Who Do You Trust With Your Money?

Who Do You Trust With Your Money?

The right answer is nobody.

It is most important that you understand that.  Nobody who works for you can be trusted with your money 100%.  Given the right set of circumstances even your most trusted employees will steal from you.  So how do you keep the proper controls on your funds to make sure everything is in order?

 

  • The cash draw is the most obvious place to steal from and therefore one of the most commonly stolen from sources of cash.  If someone stole $50 a day from you for a whole year it would equal $18250.  Could your business come back from that kind of theft?  If you did catch them could you prove to your insurance company or the authorities that they were stealing?  By cashing out your draw and balancing it to your daily sales information you will know the first day that there is an issue.  By logging daily over/shorts and keeping them in line with employee records you can detect patterns of theft.  If Joey works every Wednesday and the draw is short $45 every Wednesday it becomes much clearer that you may have an issue.  Numbered draws are an ideal way to clearly see if there is a cash theft issue.  If each employee is assigned their own draw and each draw gets cashed out individually then it is certain if a particular employee is the issue.  Different point of sale systems can offer different options.  If you can’t afford a system that tracks employee draws then you can institute a system yourself pretty easily.  One employee per register, z out the register at the end of shift and pull the cash draw when you z it out.

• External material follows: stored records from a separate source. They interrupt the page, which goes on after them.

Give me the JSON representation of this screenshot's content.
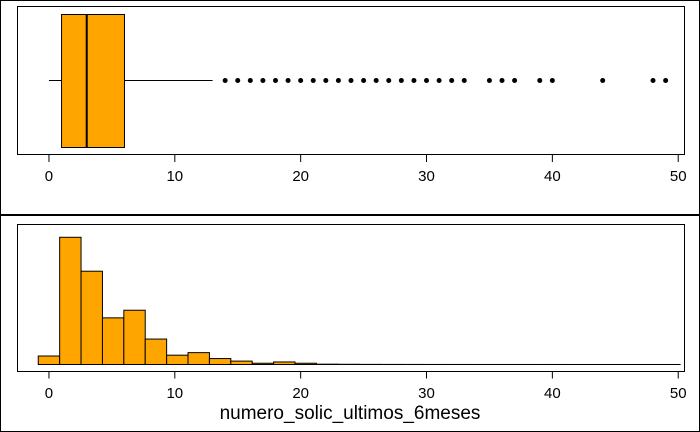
{
  "chart_data": [
    {
      "type": "boxplot",
      "orientation": "horizontal",
      "xlim": [
        -2.5,
        50.5
      ],
      "x_ticks": [
        0,
        10,
        20,
        30,
        40,
        50
      ],
      "x_tick_labels": [
        "0",
        "10",
        "20",
        "30",
        "40",
        "50"
      ],
      "stats": {
        "whisker_low": 0,
        "q1": 1,
        "median": 3,
        "q3": 6,
        "whisker_high": 13
      },
      "outliers": [
        14,
        15,
        16,
        17,
        18,
        19,
        20,
        21,
        22,
        23,
        24,
        25,
        26,
        27,
        28,
        29,
        30,
        31,
        32,
        33,
        35,
        36,
        37,
        39,
        40,
        44,
        48,
        49
      ],
      "color": "#FFA500"
    },
    {
      "type": "histogram",
      "xlim": [
        -2.5,
        50.5
      ],
      "x_ticks": [
        0,
        10,
        20,
        30,
        40,
        50
      ],
      "x_tick_labels": [
        "0",
        "10",
        "20",
        "30",
        "40",
        "50"
      ],
      "xlabel": "numero_solic_ultimos_6meses",
      "bin_width": 1.7,
      "bins": [
        -0.85,
        0.85,
        2.55,
        4.25,
        5.95,
        7.65,
        9.35,
        11.05,
        12.75,
        14.45,
        16.15,
        17.85,
        19.55,
        21.25,
        22.95,
        24.65,
        26.35,
        28.05,
        29.75,
        31.45,
        33.15,
        34.85,
        36.55,
        38.25,
        39.95,
        41.65,
        43.35,
        45.05,
        46.75,
        48.45,
        50.15
      ],
      "counts": [
        1000,
        15000,
        11000,
        5500,
        6400,
        3000,
        1100,
        1400,
        700,
        400,
        150,
        300,
        150,
        40,
        25,
        15,
        10,
        8,
        6,
        5,
        4,
        4,
        3,
        2,
        2,
        1,
        1,
        1,
        1,
        1
      ],
      "ylim": [
        0,
        15800
      ],
      "color": "#FFA500"
    }
  ]
}
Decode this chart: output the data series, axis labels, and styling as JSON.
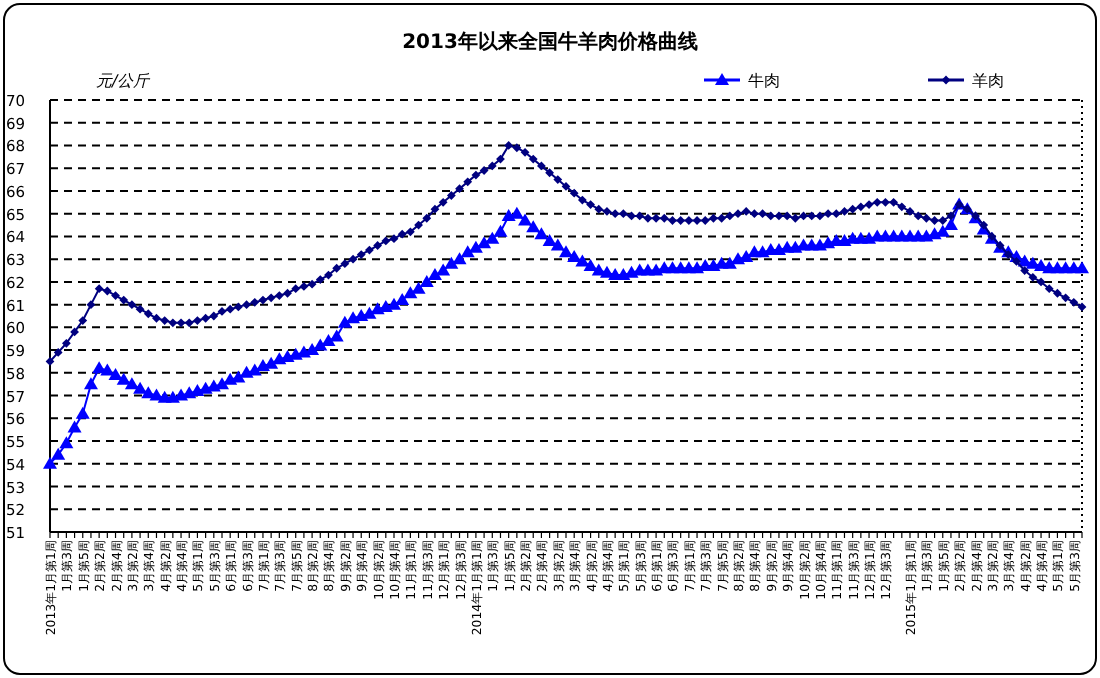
{
  "chart_data": {
    "type": "line",
    "title": "2013年以来全国牛羊肉价格曲线",
    "ylabel": "元/公斤",
    "categories": [
      "2013年1月第1周",
      null,
      "1月第3周",
      null,
      "1月第5周",
      null,
      "2月第2周",
      null,
      "2月第4周",
      null,
      "3月第2周",
      null,
      "3月第4周",
      null,
      "4月第2周",
      null,
      "4月第4周",
      null,
      "5月第1周",
      null,
      "5月第3周",
      null,
      "6月第1周",
      null,
      "6月第3周",
      null,
      "7月第1周",
      null,
      "7月第3周",
      null,
      "7月第5周",
      null,
      "8月第2周",
      null,
      "8月第4周",
      null,
      "9月第2周",
      null,
      "9月第4周",
      null,
      "10月第2周",
      null,
      "10月第4周",
      null,
      "11月第1周",
      null,
      "11月第3周",
      null,
      "12月第1周",
      null,
      "12月第3周",
      null,
      "2014年1月第1周",
      null,
      "1月第3周",
      null,
      "1月第5周",
      null,
      "2月第2周",
      null,
      "2月第4周",
      null,
      "3月第2周",
      null,
      "3月第4周",
      null,
      "4月第2周",
      null,
      "4月第4周",
      null,
      "5月第1周",
      null,
      "5月第3周",
      null,
      "6月第1周",
      null,
      "6月第3周",
      null,
      "7月第1周",
      null,
      "7月第3周",
      null,
      "7月第5周",
      null,
      "8月第2周",
      null,
      "8月第4周",
      null,
      "9月第2周",
      null,
      "9月第4周",
      null,
      "10月第2周",
      null,
      "10月第4周",
      null,
      "11月第1周",
      null,
      "11月第3周",
      null,
      "12月第1周",
      null,
      "12月第3周",
      null,
      null,
      "2015年1月第1周",
      null,
      "1月第3周",
      null,
      "1月第5周",
      null,
      "2月第2周",
      null,
      "2月第4周",
      null,
      "3月第2周",
      null,
      "3月第4周",
      null,
      "4月第2周",
      null,
      "4月第4周",
      null,
      "5月第1周",
      null,
      "5月第3周",
      null
    ],
    "series": [
      {
        "name": "牛肉",
        "color": "#0000ff",
        "marker": "triangle",
        "values": [
          54.0,
          54.4,
          54.9,
          55.6,
          56.2,
          57.5,
          58.2,
          58.1,
          57.9,
          57.7,
          57.5,
          57.3,
          57.1,
          57.0,
          56.9,
          56.9,
          57.0,
          57.1,
          57.2,
          57.3,
          57.4,
          57.5,
          57.7,
          57.8,
          58.0,
          58.1,
          58.3,
          58.4,
          58.6,
          58.7,
          58.8,
          58.9,
          59.0,
          59.2,
          59.4,
          59.6,
          60.2,
          60.4,
          60.5,
          60.6,
          60.8,
          60.9,
          61.0,
          61.2,
          61.5,
          61.7,
          62.0,
          62.3,
          62.5,
          62.8,
          63.0,
          63.3,
          63.5,
          63.7,
          63.9,
          64.2,
          64.9,
          65.0,
          64.7,
          64.4,
          64.1,
          63.8,
          63.6,
          63.3,
          63.1,
          62.9,
          62.7,
          62.5,
          62.4,
          62.3,
          62.3,
          62.4,
          62.5,
          62.5,
          62.5,
          62.6,
          62.6,
          62.6,
          62.6,
          62.6,
          62.7,
          62.7,
          62.8,
          62.8,
          63.0,
          63.1,
          63.3,
          63.3,
          63.4,
          63.4,
          63.5,
          63.5,
          63.6,
          63.6,
          63.6,
          63.7,
          63.8,
          63.8,
          63.9,
          63.9,
          63.9,
          64.0,
          64.0,
          64.0,
          64.0,
          64.0,
          64.0,
          64.0,
          64.1,
          64.2,
          64.5,
          65.4,
          65.2,
          64.8,
          64.3,
          63.9,
          63.5,
          63.3,
          63.1,
          62.9,
          62.8,
          62.7,
          62.6,
          62.6,
          62.6,
          62.6,
          62.6
        ]
      },
      {
        "name": "羊肉",
        "color": "#000080",
        "marker": "diamond",
        "values": [
          58.5,
          58.9,
          59.3,
          59.8,
          60.3,
          61.0,
          61.7,
          61.6,
          61.4,
          61.2,
          61.0,
          60.8,
          60.6,
          60.4,
          60.3,
          60.2,
          60.2,
          60.2,
          60.3,
          60.4,
          60.5,
          60.7,
          60.8,
          60.9,
          61.0,
          61.1,
          61.2,
          61.3,
          61.4,
          61.5,
          61.7,
          61.8,
          61.9,
          62.1,
          62.3,
          62.6,
          62.8,
          63.0,
          63.2,
          63.4,
          63.6,
          63.8,
          63.9,
          64.1,
          64.2,
          64.5,
          64.8,
          65.2,
          65.5,
          65.8,
          66.1,
          66.4,
          66.7,
          66.9,
          67.1,
          67.4,
          68.0,
          67.9,
          67.7,
          67.4,
          67.1,
          66.8,
          66.5,
          66.2,
          65.9,
          65.6,
          65.4,
          65.2,
          65.1,
          65.0,
          65.0,
          64.9,
          64.9,
          64.8,
          64.8,
          64.8,
          64.7,
          64.7,
          64.7,
          64.7,
          64.7,
          64.8,
          64.8,
          64.9,
          65.0,
          65.1,
          65.0,
          65.0,
          64.9,
          64.9,
          64.9,
          64.8,
          64.9,
          64.9,
          64.9,
          65.0,
          65.0,
          65.1,
          65.2,
          65.3,
          65.4,
          65.5,
          65.5,
          65.5,
          65.3,
          65.1,
          64.9,
          64.8,
          64.7,
          64.7,
          64.9,
          65.4,
          65.2,
          64.9,
          64.5,
          64.0,
          63.6,
          63.2,
          62.9,
          62.5,
          62.2,
          62.0,
          61.7,
          61.5,
          61.3,
          61.1,
          60.9
        ]
      }
    ],
    "ylim": [
      51,
      70
    ],
    "yticks": [
      51,
      52,
      53,
      54,
      55,
      56,
      57,
      58,
      59,
      60,
      61,
      62,
      63,
      64,
      65,
      66,
      67,
      68,
      69,
      70
    ],
    "grid": "y",
    "legend": "top right",
    "line_style": "solid"
  }
}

Start each new employee with their own change and repeat the procedure.
  • Inventory is also a very common theft opportunity.  Keeping theft of inventory to a minimum is easy.  Count it and have inventory control procedures.  If your cost is coming in higher than it should it is a sure tell that there is an inventory theft or waste issue and either way inventory counts will clear up your issue.
  • Payroll is another source of theft.  Reporting more time than actually worked and tampering with payroll taxes are the most common.  Being present before start of shift and being around at end of shift will help keep time keeping honest.  Using a payroll service is the easiest way to prevent payroll tax fraud.